Die Psychotherapie ist in der Behandlung unverzichtbar und wird es auch bleiben. Aber letztlich ist auch die soziale Interaktion zwischen Menschen Teil der Biologie: Dazu gehört auch die Beziehung zwischen Arzt, Therapeut und Patient. Die Grenzen zwischen Psychologie und Biologie verschwimmen. Gerade die funktionelle Bildgebung ermöglicht uns, zu verstehen, wie sich psychotherapeutisches Vorgehen auf das Gehirn auswirkt, und damit individuell auf den Patienten zugeschnittene Psychotherapieprogramme zu entwickeln.

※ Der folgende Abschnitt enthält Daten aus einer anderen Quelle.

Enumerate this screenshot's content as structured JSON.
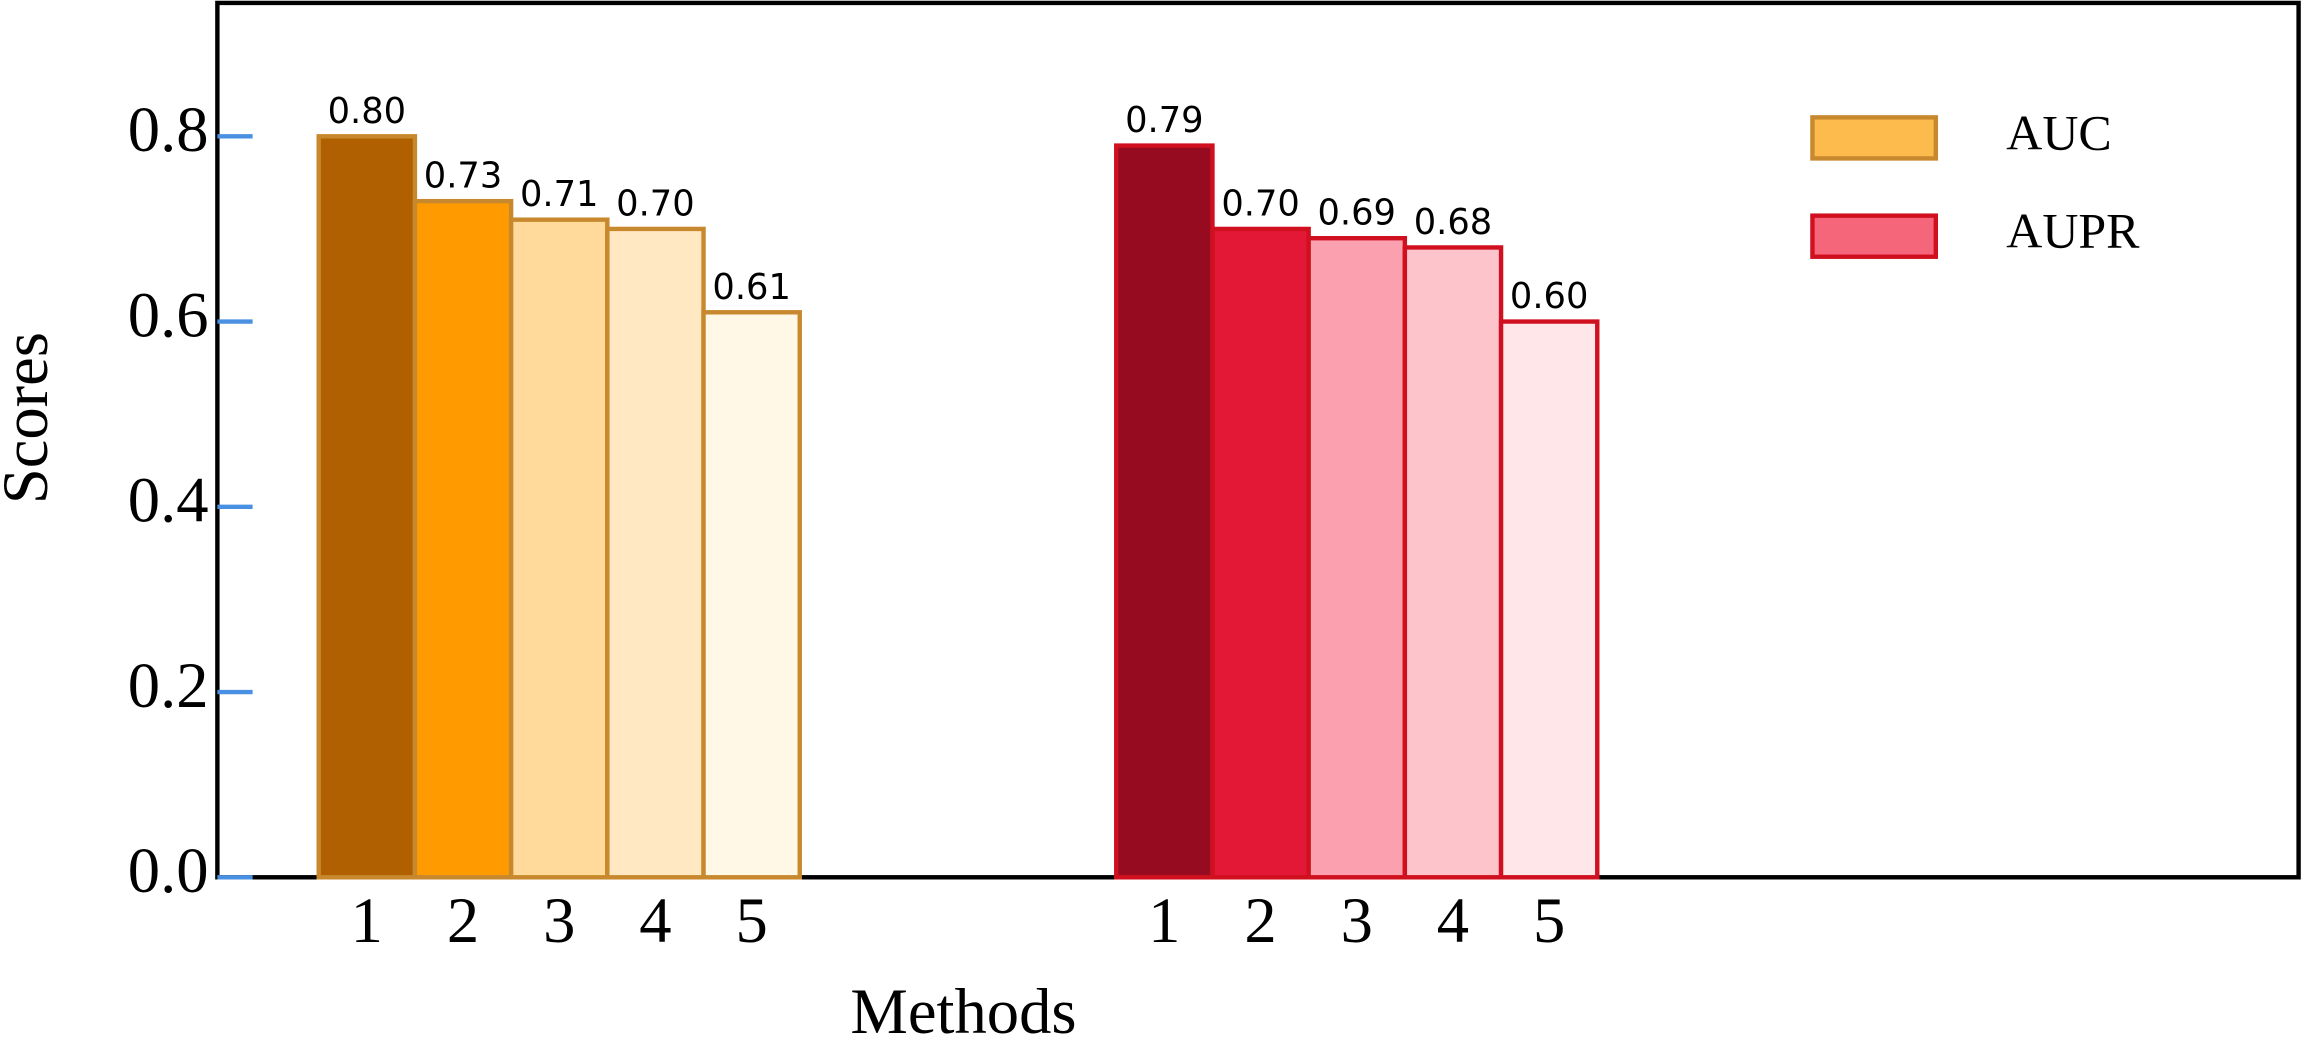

Was denken Sie: Wie wird ein Patient in zehn Jahren behandelt?
Die Zukunft hat in der Psychiatrieforschung schon längst begonnen. Sie nähert sich einer Präzisionsmedizin an – sowohl von molekularer als auch psychotherapeutischer Seite. Im Moment stellen wir Diagnosen. Die Therapie von Menschen mit einer chronischen Depression zum Beispiel ist in einer Behandlungsanleitung – wir Ärzte nennen das „Manual“ – festgehalten, nach dem wir verfahren. Es ist aber nicht auf den einzelnen Patienten ausgerichtet. Wir müssen weg von den Manualen. Die neuen „Werkzeuge“ ermöglichen eine individuelle Diagnostik und damit auch eine individuelle Therapie.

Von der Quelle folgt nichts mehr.